Arthur Mensch9(M),Guillaume Lampe(L),Timothee Lacroix(R)

Photo/Mistral- Renauld Khan

AI is booming, and the most talked-about company this week is Mistral AI, a European AI unicorn. On February 26, local time, Mistral AI released its latest flagship model, Mistral Large, which rivals OpenAI’s GPT-4 and Google’s Gemini Pro in performance, but costs only $22 million to train, about a fifth of GPT-4.

More importantly, Mistral AI announced a partnership with Microsoft, becoming the second company after OpenAI to offer large model services on Microsoft’s cloud platform Azure. In addition, Microsoft also invested about $16 million in Mistral AI. Although Microsoft’s investment amount is small, deploying Mistral Large model on Azure is equivalent to giving the company a very heavy vote of confidence.

After getting Microsoft’s approval, praises such as “European AI” and “above all models except OpenAI” came one after another, gaining a lot of exposure.

This is not the first time Mistral AI has “broken the circle” and entered the public eye. When it was founded in 2023, the “only seedling” of European AI had once made a small splash with its amazing performance of “4 weeks, 7 pages PPT, $113 million financing”.

Mistral AI was founded in April 2023, and in June of the same year, Mistral AI received 105 million euros (about $113 million) in seed funding; in December of the same year, it received another 385 million euros (about $415 million) in Series A funding. The investors in these two rounds include well-known Silicon Valley venture capital firms Lightspeed Venture Partners and Andreessen Horowitz (also known as a16z), tech giants Nvidia and Sequoia, former Google CEO Eric Schmidt, and French billionaire Xavier Niel, among others, with a valuation of $2 billion.

Mistral AI’s rapid growth is closely related to the AI credentials of its three founders. In 2023, Arthur Mensch, who was working on large models at Google’s artificial intelligence department DeepMind, left the company and joined forces with Timothee Lacroix and Guillaume Lampe, who worked at Meta’s Paris AI lab, to create their own AI company. The latter two were Mensch’s classmates during his student days. At that time, Mensch was just thirty years old, and the other two were of similar age.
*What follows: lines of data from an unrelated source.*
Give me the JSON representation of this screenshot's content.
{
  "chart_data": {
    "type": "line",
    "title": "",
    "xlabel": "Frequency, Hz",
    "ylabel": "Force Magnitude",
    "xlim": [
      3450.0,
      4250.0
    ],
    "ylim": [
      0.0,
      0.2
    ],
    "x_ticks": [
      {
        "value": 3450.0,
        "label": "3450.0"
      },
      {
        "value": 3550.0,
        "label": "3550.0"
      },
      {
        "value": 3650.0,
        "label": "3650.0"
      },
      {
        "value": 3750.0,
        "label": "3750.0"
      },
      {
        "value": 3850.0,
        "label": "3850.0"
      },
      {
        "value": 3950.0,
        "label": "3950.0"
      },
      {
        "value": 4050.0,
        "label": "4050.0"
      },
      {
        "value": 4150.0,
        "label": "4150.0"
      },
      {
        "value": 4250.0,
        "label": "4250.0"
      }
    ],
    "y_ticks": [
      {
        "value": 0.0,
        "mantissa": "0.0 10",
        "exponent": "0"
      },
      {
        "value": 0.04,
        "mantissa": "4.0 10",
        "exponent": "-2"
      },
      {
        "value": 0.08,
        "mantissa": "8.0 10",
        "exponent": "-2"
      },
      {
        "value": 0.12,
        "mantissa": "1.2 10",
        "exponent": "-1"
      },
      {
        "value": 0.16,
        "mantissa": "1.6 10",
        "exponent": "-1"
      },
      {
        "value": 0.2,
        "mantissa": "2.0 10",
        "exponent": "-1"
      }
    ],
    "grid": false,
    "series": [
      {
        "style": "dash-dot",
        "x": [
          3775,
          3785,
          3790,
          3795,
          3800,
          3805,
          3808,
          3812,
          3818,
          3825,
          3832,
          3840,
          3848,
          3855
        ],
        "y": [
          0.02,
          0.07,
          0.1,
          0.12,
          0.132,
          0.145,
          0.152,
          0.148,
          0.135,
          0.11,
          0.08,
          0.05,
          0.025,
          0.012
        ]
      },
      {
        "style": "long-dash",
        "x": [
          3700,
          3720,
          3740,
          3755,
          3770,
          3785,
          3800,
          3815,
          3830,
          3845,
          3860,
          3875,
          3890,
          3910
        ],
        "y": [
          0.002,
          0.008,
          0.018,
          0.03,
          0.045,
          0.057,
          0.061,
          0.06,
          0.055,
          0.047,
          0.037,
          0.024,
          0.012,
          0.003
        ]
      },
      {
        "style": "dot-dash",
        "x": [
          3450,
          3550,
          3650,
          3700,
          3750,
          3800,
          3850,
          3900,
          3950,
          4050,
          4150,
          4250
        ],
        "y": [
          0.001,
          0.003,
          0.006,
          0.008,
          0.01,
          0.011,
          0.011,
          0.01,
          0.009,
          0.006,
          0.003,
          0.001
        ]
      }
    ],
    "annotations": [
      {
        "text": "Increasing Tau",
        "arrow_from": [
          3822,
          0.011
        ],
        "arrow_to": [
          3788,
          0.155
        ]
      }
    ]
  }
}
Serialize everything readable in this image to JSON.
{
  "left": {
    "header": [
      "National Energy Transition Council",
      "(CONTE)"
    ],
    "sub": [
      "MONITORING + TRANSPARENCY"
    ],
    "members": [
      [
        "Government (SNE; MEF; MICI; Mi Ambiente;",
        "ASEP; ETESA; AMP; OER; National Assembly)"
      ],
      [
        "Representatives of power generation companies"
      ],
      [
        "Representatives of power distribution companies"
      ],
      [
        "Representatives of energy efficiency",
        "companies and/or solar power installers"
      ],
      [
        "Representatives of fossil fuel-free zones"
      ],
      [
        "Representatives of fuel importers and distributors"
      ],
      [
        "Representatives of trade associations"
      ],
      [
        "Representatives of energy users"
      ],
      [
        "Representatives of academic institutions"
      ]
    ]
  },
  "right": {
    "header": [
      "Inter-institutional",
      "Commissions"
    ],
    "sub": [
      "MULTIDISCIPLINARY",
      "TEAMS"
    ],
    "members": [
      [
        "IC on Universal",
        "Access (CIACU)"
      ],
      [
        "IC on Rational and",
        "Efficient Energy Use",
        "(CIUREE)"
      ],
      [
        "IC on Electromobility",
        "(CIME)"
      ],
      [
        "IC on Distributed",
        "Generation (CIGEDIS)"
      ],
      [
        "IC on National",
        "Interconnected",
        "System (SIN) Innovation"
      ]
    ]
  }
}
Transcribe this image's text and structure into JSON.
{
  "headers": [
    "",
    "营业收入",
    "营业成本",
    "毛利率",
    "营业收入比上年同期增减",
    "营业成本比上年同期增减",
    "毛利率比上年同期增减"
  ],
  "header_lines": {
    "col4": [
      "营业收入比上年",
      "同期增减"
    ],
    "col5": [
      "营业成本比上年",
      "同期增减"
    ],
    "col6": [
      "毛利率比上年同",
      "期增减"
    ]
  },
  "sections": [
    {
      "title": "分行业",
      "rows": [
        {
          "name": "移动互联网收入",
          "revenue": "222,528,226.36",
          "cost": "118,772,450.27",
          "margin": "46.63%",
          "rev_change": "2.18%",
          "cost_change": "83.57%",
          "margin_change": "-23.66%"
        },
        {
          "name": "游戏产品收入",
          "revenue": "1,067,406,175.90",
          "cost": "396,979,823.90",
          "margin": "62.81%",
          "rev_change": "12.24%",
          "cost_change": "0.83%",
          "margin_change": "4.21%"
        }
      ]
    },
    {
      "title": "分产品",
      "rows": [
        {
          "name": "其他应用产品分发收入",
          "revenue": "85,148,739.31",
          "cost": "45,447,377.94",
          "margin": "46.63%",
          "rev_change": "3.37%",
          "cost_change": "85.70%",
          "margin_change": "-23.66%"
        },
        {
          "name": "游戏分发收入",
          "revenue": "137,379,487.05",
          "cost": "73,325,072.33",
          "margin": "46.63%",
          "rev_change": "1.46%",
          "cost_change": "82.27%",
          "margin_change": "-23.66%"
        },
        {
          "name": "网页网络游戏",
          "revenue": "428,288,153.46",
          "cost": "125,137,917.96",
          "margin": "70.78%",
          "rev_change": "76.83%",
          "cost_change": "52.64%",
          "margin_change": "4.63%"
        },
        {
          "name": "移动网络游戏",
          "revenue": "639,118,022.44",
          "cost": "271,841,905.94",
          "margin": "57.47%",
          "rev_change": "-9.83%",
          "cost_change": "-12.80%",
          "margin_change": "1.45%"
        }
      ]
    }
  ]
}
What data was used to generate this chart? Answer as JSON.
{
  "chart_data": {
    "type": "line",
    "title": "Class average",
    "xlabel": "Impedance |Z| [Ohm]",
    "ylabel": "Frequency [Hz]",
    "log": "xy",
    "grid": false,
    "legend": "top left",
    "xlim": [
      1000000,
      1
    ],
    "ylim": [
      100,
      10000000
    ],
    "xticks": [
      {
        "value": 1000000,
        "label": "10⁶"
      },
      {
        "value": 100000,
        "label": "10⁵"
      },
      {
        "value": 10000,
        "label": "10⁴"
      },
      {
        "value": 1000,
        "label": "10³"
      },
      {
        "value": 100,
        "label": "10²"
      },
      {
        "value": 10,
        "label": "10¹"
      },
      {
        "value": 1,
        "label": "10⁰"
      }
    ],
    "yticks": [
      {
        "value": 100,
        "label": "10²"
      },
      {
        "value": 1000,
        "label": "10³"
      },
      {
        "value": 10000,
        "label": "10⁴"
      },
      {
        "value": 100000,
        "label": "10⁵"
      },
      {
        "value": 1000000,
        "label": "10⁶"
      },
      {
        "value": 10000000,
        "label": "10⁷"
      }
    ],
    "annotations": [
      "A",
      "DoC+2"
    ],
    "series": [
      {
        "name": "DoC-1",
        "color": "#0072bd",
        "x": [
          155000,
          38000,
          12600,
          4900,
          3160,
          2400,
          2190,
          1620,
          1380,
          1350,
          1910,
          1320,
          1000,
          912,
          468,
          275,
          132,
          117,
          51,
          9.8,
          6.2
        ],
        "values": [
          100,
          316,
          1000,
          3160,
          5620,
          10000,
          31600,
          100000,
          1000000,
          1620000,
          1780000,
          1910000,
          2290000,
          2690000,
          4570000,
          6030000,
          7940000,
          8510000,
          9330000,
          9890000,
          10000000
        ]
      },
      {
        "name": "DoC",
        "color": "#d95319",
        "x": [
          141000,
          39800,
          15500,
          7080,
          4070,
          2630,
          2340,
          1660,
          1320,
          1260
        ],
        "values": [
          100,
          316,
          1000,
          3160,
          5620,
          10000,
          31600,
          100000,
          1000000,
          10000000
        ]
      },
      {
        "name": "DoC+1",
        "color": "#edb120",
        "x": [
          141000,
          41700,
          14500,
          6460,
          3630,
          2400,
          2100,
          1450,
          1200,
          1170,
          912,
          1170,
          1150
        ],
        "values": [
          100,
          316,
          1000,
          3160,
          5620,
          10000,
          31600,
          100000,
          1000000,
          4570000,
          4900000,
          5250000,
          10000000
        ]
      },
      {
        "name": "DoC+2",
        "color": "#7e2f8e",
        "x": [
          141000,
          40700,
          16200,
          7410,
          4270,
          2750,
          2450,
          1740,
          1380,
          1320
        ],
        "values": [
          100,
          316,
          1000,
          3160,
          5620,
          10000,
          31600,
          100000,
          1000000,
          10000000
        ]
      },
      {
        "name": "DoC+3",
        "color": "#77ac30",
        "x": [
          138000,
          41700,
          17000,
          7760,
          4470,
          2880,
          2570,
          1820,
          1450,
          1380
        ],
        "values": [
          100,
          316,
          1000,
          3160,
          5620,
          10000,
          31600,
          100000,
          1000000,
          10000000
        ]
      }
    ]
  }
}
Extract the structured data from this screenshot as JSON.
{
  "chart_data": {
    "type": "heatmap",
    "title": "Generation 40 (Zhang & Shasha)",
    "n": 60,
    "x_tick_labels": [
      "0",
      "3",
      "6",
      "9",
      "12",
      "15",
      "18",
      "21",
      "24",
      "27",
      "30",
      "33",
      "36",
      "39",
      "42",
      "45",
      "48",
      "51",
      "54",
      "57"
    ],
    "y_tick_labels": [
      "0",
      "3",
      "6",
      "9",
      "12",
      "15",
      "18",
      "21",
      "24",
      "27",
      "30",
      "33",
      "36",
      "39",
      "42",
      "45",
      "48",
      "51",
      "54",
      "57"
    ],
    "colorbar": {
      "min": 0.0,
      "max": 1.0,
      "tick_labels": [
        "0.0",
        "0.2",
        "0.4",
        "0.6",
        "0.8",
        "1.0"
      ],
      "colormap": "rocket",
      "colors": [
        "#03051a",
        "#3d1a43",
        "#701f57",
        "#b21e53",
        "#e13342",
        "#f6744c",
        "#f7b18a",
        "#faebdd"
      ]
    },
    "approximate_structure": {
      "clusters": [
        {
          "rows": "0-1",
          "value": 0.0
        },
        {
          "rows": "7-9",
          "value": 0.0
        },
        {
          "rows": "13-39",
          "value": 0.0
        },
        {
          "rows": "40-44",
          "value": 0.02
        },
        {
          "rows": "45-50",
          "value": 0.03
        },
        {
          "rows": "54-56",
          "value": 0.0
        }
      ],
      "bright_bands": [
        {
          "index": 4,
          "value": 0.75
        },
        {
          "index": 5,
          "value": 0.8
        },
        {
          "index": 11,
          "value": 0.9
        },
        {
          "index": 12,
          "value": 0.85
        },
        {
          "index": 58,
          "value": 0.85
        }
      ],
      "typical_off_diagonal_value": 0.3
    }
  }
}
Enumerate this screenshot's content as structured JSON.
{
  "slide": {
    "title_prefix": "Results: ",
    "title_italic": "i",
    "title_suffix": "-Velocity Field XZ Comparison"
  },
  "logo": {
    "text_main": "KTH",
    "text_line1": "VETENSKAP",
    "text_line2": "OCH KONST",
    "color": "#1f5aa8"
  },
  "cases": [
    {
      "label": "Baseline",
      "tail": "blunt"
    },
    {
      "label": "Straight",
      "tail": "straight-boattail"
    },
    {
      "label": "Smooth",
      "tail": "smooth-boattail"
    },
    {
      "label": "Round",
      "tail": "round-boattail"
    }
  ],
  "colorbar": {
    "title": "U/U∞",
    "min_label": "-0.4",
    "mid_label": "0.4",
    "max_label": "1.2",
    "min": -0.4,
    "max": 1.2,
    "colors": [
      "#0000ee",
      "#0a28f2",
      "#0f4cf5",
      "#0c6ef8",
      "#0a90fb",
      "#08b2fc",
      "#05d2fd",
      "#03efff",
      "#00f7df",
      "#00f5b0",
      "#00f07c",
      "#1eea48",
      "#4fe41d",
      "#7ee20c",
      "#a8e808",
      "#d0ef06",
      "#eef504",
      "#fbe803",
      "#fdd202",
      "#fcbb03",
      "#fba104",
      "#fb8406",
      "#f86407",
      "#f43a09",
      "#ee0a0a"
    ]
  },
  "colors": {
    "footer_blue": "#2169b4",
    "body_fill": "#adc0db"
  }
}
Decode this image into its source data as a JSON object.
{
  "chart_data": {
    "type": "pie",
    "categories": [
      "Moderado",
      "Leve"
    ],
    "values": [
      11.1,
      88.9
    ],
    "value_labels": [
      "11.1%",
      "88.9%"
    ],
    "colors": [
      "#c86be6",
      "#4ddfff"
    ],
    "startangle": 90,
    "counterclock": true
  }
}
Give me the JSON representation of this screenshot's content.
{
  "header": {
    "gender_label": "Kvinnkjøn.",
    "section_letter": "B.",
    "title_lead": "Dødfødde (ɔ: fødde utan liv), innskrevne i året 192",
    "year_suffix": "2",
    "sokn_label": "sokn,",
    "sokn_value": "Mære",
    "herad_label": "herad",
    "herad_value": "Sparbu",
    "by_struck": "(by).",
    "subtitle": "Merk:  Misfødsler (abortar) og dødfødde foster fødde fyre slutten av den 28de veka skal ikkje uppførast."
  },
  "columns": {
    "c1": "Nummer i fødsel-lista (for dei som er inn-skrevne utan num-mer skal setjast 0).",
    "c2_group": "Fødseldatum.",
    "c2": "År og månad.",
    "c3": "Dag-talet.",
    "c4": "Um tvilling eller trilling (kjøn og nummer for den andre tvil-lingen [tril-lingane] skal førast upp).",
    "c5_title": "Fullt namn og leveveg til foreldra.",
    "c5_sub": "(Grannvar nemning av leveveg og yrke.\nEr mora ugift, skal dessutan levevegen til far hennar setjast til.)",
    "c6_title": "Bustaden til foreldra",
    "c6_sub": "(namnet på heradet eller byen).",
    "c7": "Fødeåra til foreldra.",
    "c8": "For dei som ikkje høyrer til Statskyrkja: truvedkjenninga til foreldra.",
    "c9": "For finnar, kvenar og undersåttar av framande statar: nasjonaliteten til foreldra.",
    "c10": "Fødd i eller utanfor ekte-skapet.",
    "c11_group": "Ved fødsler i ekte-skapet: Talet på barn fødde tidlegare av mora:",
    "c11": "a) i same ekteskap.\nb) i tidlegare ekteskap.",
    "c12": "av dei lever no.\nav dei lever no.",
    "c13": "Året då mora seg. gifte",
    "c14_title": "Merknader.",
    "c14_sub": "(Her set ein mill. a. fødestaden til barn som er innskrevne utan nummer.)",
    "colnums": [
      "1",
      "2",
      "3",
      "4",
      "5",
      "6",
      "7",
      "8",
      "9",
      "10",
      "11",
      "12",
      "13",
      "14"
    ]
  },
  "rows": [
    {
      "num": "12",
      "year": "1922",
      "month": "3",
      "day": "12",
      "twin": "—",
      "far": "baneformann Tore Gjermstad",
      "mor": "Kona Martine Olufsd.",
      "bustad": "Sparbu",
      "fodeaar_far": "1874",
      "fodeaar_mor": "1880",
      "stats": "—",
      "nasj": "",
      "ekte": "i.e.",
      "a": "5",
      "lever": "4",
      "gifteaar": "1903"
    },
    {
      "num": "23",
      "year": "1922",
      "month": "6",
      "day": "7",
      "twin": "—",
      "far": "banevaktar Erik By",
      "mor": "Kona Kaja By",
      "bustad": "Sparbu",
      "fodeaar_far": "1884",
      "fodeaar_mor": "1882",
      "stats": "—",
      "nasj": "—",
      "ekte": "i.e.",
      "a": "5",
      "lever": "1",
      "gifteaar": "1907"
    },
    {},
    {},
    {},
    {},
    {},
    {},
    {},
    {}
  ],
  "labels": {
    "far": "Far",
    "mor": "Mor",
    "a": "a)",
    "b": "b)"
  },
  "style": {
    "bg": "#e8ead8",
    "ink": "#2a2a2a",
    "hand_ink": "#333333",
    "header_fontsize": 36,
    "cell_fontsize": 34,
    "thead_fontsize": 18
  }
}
Media reports show that Arthur studied at the Ecole Polytechnique and the Ecole Normale Superieure in Paris. His doctoral research focused on analyzing three-dimensional brain images from fMRI systems, enabling software to process up to millions of images. At the end of 2020, Arthur joined DeepMind and participated in the development of large language models, leading projects such as Retro, Flamingo and Chinchilla. Guillaume and Timothée co-led the development of Meta’s open-source large model LLaMa.

As for why they left Google to start their own business, Arthur explained that he didn’t like the team getting bigger and bigger, showing signs of bureaucracy and that he “didn’t want to develop those opaque technologies in large tech companies”. Timothée and Guillaume were tired of the internal competition for computing power.

Similar values and related “big company” experiences made Mistral AI take off quickly. Adhering to the principles of open source and cost saving, Mistral AI also has a touch of idealism that OpenAI had when it was founded. In its business plan in the spring of 2023, Mistral criticized the proprietary closed-source models led by American companies, saying that they were forming a “monopoly”, and that Mistral AI would release its initial AI system as open-source software, allowing anyone to use or modify it for free.

Mistral did exactly that at first. In September and December 2023, the company launched the small model Mistral 7B and the “mixed expert” architecture Mixtral 8x7B model, respectively, by directly posting magnet download links on social media. This was obviously very different from OpenAI’s closed approach in recent years.

However, as the scale expanded, Mistral AI’s style became more and more similar to OpenAI, and its latest flagship model Mistral Large adopted a closed-source route, neither open nor free. Arthur explained: “It is very delicate to find a balance between building a business model and sticking to our open source values. We want to create new things, new architectures, but also provide some additional products and services to our customers.”

In the era of large models, computing power and capital have become decisive factors. Under the pressure of expanding scale and investors, whether Mistral AI can take a different path from OpenAI is worth looking forward to.